I used to go through phases in my other online journal. I'd keep it public, willing to let anyone read some of the depth of my thoughts. Then I'd realize that some of the things I was sharing was basically being thrown around to anyone who would pay attention and that isn't the best thing. Then I'd go friends only, delete most of my "friends" and start over. I probably went through my entire journal five or six times each switching every entry back and forth from public to friends only. If you knew how much I wrote, you would know how ridiculous that is.

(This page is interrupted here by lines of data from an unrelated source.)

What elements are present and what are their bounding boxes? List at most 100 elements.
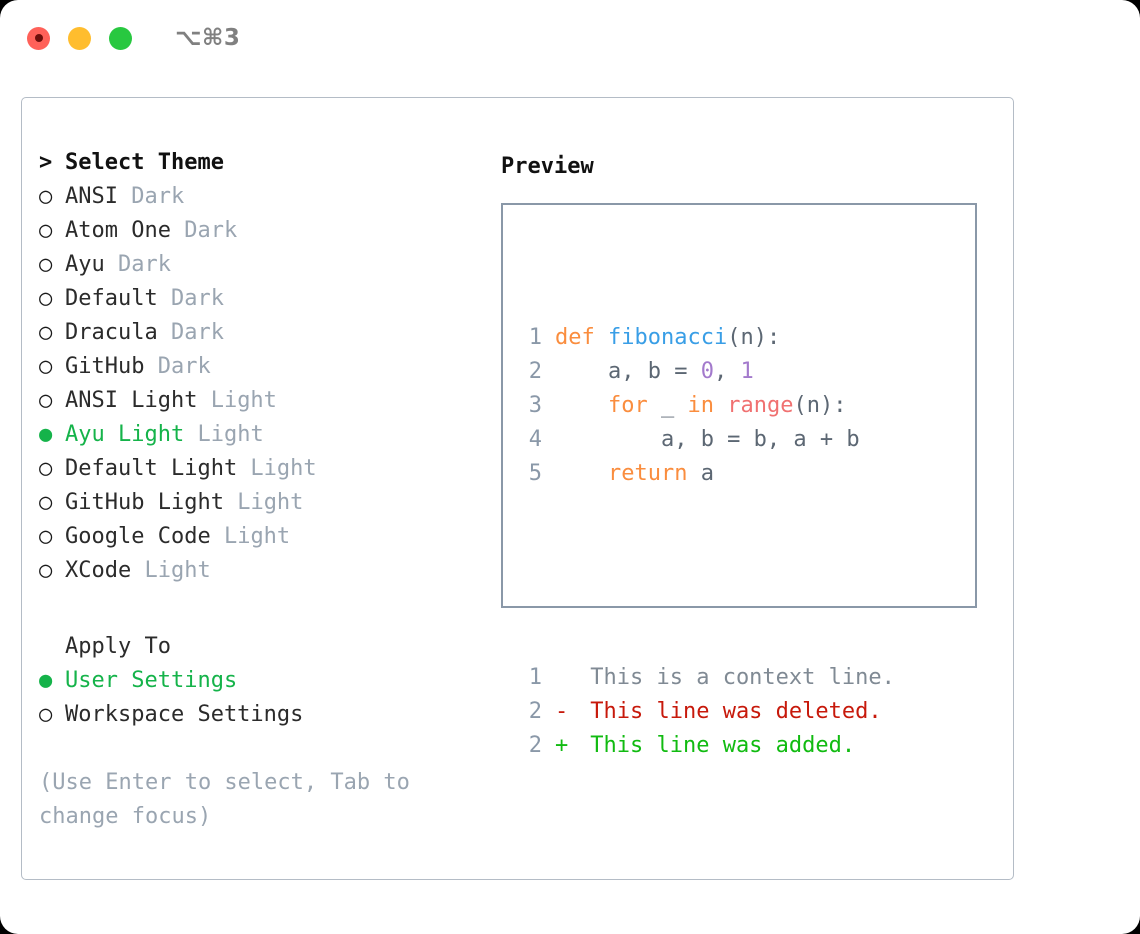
diff-line: 1 This is a context line. [516,661,895,695]
code-token: in [687,393,714,418]
theme-list-item[interactable]: ● Ayu Light Light [39,422,479,456]
code-line: 3 for _ in range(n): [516,389,895,423]
diff-line-text: This is a context line. [577,665,895,690]
theme-item-category: Light [197,388,277,413]
code-line: 2 a, b = 0, 1 [516,355,895,389]
theme-item-category: Light [223,490,304,515]
theme-item-category: Dark [144,354,211,379]
theme-item-category: Light [184,422,264,447]
theme-item-label: Dracula [65,320,158,345]
code-token: 0 [700,359,714,384]
theme-list-item[interactable]: ○ Atom One Dark [39,218,479,252]
close-window-icon[interactable] [27,26,50,50]
code-token: _ [647,393,688,418]
section-spacer [39,592,479,634]
theme-list-item[interactable]: ○ Dracula Dark [39,320,479,354]
radio-selected-icon[interactable]: ● [39,422,53,447]
code-token: a, b = [555,359,701,384]
apply-to-item-label: User Settings [65,668,238,693]
radio-unselected-icon[interactable]: ○ [39,218,53,243]
theme-item-label: XCode [65,558,132,583]
code-line-number: 4 [528,427,542,452]
diff-sign: + [555,733,569,758]
apply-to-header-marker: ○ [39,634,65,659]
radio-unselected-icon[interactable]: ○ [39,456,53,481]
diff-line-text: This line was added. [577,733,856,758]
settings-panel: > Select Theme ○ANSI Dark○Atom One Dark○… [21,97,1014,880]
theme-list-item[interactable]: ○ Default Dark [39,286,479,320]
apply-to-list: ● User Settings ○Workspace Settings [39,668,479,736]
code-token: fibonacci [607,325,728,350]
radio-selected-icon[interactable]: ● [39,668,53,693]
code-line: 4 a, b = b, a + b [516,423,895,457]
theme-item-category: Dark [157,286,224,311]
code-line: 1 def fibonacci(n): [516,321,895,355]
apply-to-item[interactable]: ○Workspace Settings [39,702,479,736]
code-token: (n): [793,393,847,418]
radio-unselected-icon[interactable]: ○ [39,320,53,345]
theme-item-label: Google Code [65,524,211,549]
maximize-window-icon[interactable] [109,26,132,50]
radio-unselected-icon[interactable]: ○ [39,490,53,515]
radio-unselected-icon[interactable]: ○ [39,354,53,379]
theme-item-category: Light [131,558,211,583]
theme-item-label: Default [65,286,158,311]
theme-list-item[interactable]: ○ Ayu Dark [39,252,479,286]
code-token: , [713,359,741,384]
select-theme-header: > Select Theme [39,150,479,184]
theme-item-category: Light [237,456,317,481]
radio-unselected-icon[interactable]: ○ [39,702,53,727]
apply-to-item[interactable]: ● User Settings [39,668,479,702]
radio-unselected-icon[interactable]: ○ [39,388,53,413]
close-window-inner-dot [34,34,43,42]
radio-unselected-icon[interactable]: ○ [39,286,53,311]
theme-list-item[interactable]: ○GitHub Dark [39,354,479,388]
theme-item-category: Dark [104,252,171,277]
code-token [555,393,608,418]
radio-unselected-icon[interactable]: ○ [39,184,53,209]
code-line-number: 1 [528,325,542,350]
minimize-window-icon[interactable] [68,26,91,50]
diff-sign [555,661,577,695]
apply-to-header-label: Apply To [65,634,171,659]
keyboard-shortcut-label: ⌥⌘3 [175,25,241,51]
theme-list-item[interactable]: ○ ANSI Dark [39,184,479,218]
traffic-lights [27,26,132,50]
theme-item-category: Dark [170,218,238,243]
code-line-number: 5 [528,461,542,486]
theme-item-category: Dark [117,184,185,209]
code-token: (n): [727,325,781,350]
theme-list-item[interactable]: ○ANSI Light Light [39,388,479,422]
code-token: def [555,325,608,350]
diff-line-number: 1 [528,665,542,690]
apply-to-header: ○ Apply To [39,634,479,668]
theme-item-label: Atom One [65,218,171,243]
theme-item-label: ANSI [65,184,118,209]
theme-list-item[interactable]: ○Google Code Light [39,524,479,558]
theme-list-item[interactable]: ○ XCode Light [39,558,479,592]
theme-list-item[interactable]: ○ Default Light Light [39,456,479,490]
radio-unselected-icon[interactable]: ○ [39,558,53,583]
select-theme-header-label: Select Theme [65,150,224,175]
code-line: 5 return a [516,457,895,491]
theme-list-item[interactable]: ○GitHub Light Light [39,490,479,524]
theme-item-label: Default Light [65,456,238,481]
theme-item-label: Ayu Light [65,422,185,447]
preview-title: Preview [501,154,594,179]
radio-unselected-icon[interactable]: ○ [39,252,53,277]
theme-picker-column: > Select Theme ○ANSI Dark○Atom One Dark○… [39,150,479,834]
diff-line: 2 + This line was added. [516,729,895,763]
code-line-number: 3 [528,393,542,418]
theme-item-label: Ayu [65,252,105,277]
theme-list: ○ ANSI Dark ○ Atom One Dark ○ Ayu Dark ○ Defaul… [39,184,479,592]
radio-unselected-icon[interactable]: ○ [39,524,53,549]
diff-line-number: 2 [528,733,542,758]
code-token [714,393,727,418]
theme-item-category: Dark [157,320,224,345]
code-token [555,461,608,486]
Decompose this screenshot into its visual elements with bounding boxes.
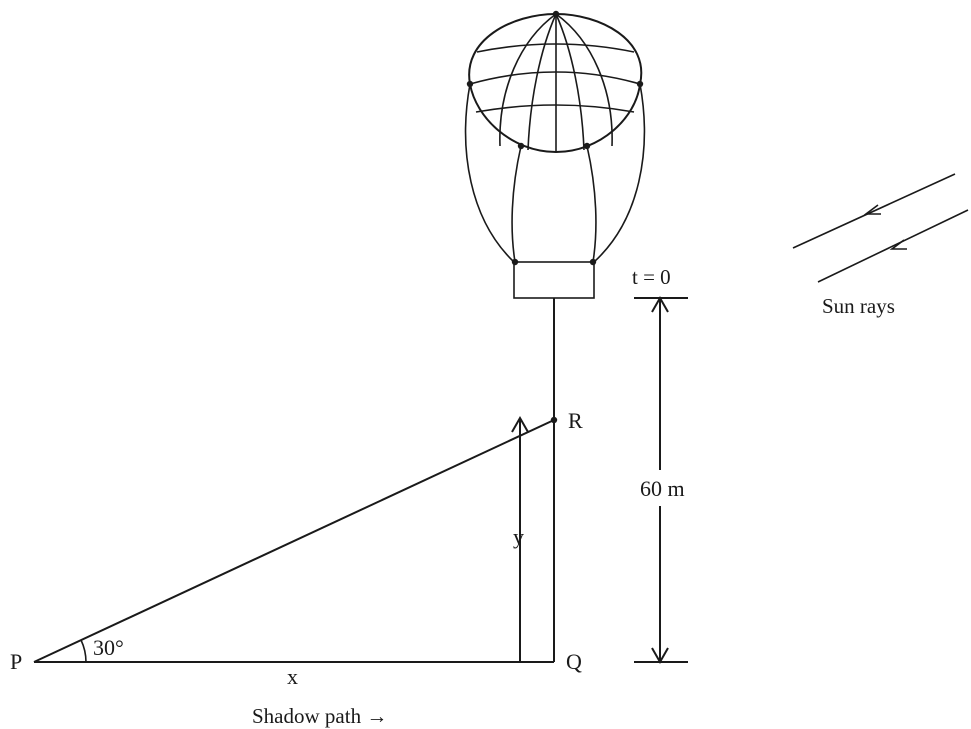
balloon bbox=[464, 10, 646, 299]
label-sun-rays: Sun rays bbox=[822, 294, 895, 318]
balloon-meridian-1 bbox=[499, 13, 557, 147]
balloon-basket bbox=[513, 261, 595, 299]
balloon-meridian-4 bbox=[555, 13, 585, 151]
angle-arc bbox=[80, 639, 87, 663]
label-t0: t = 0 bbox=[632, 265, 671, 289]
sun-ray-1 bbox=[792, 173, 956, 249]
y-dimension bbox=[510, 415, 530, 663]
rope-outer-left bbox=[464, 83, 515, 263]
attach-dot-inner-right bbox=[583, 142, 591, 150]
label-q: Q bbox=[566, 649, 582, 674]
label-height: 60 m bbox=[640, 476, 685, 501]
attach-dot-left bbox=[466, 80, 474, 88]
label-y: y bbox=[513, 524, 524, 549]
sun-ray-1-arrow bbox=[863, 204, 881, 215]
sun-rays bbox=[792, 173, 969, 283]
attach-dot-inner-left bbox=[517, 142, 525, 150]
label-p: P bbox=[10, 649, 22, 674]
attach-dot-top bbox=[552, 10, 560, 18]
height-dimension bbox=[634, 295, 688, 665]
rope-outer-right bbox=[593, 83, 646, 263]
balloon-meridian-5 bbox=[555, 13, 613, 147]
hypotenuse-pr bbox=[33, 419, 555, 663]
sun-ray-2 bbox=[817, 209, 969, 283]
sun-ray-2-arrow bbox=[889, 239, 907, 250]
rope-inner-left bbox=[511, 145, 522, 263]
balloon-latitude-middle bbox=[469, 71, 641, 85]
label-shadow-path: Shadow path → bbox=[252, 704, 387, 728]
rope-inner-right bbox=[586, 145, 597, 263]
label-x: x bbox=[287, 664, 298, 689]
attach-dot-right bbox=[636, 80, 644, 88]
balloon-meridian-2 bbox=[527, 13, 557, 151]
label-r: R bbox=[568, 408, 583, 433]
label-angle: 30° bbox=[93, 635, 124, 660]
point-r-dot bbox=[550, 416, 558, 424]
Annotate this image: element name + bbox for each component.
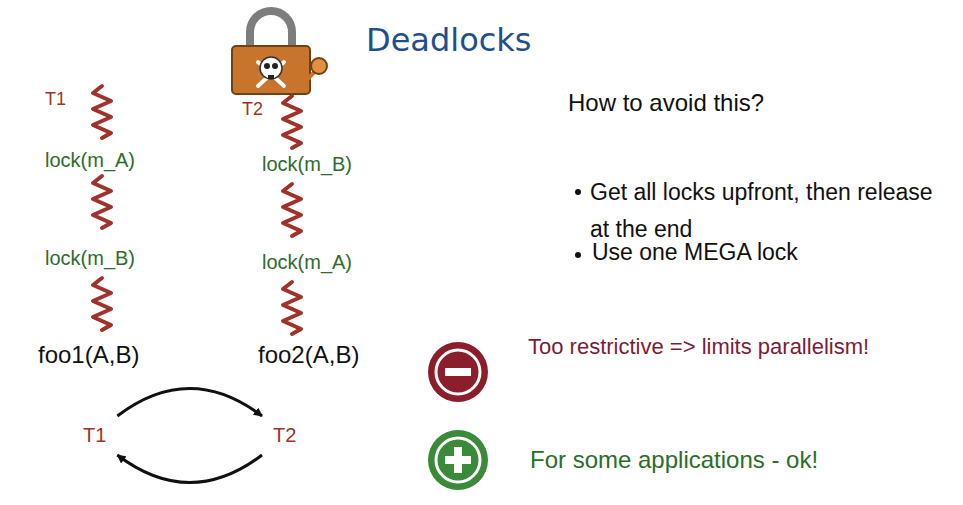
bullet-text: Get all locks upfront, then release at t… (590, 174, 952, 248)
bullet-text: Use one MEGA lock (592, 238, 798, 267)
lock-call: lock(m_B) (262, 152, 352, 177)
thread-name: T1 (83, 423, 106, 448)
lock-call: lock(m_B) (45, 246, 135, 271)
thread-line (283, 96, 301, 148)
thread-name: T2 (273, 423, 296, 448)
thread-line (93, 278, 111, 330)
cycle-arrow (117, 389, 262, 417)
bullet-dot (575, 189, 581, 195)
thread-name: T2 (242, 98, 263, 121)
function-call: foo1(A,B) (38, 340, 139, 370)
thread-node: T2 (262, 416, 307, 455)
lock-call: lock(m_A) (45, 148, 135, 173)
pro-note: For some applications - ok! (530, 445, 818, 475)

I still do it though. I'll not show up places just to see if anyone notices I'm not there. I'll turn off my phone when I'm writing a paper only to realize I don't get any phone calls, or my sister will freak out and call the clinic. :) I'm trying to do it less, but I forget some days that I think that way and it seems so automatic after so many years.
I think that's one reason I pay so much attention to the little details of other people. I remember names, faces, birthdays (even if I don't do anything about it), co-workers, kids names, spouses names, favorites of my friends to reinforce their own visibility and an effort to counteract my own invisibility.
This weekend is one where I have to go invisible. Paper due Tuesday, lots to read. Well, invisible all but Sunday.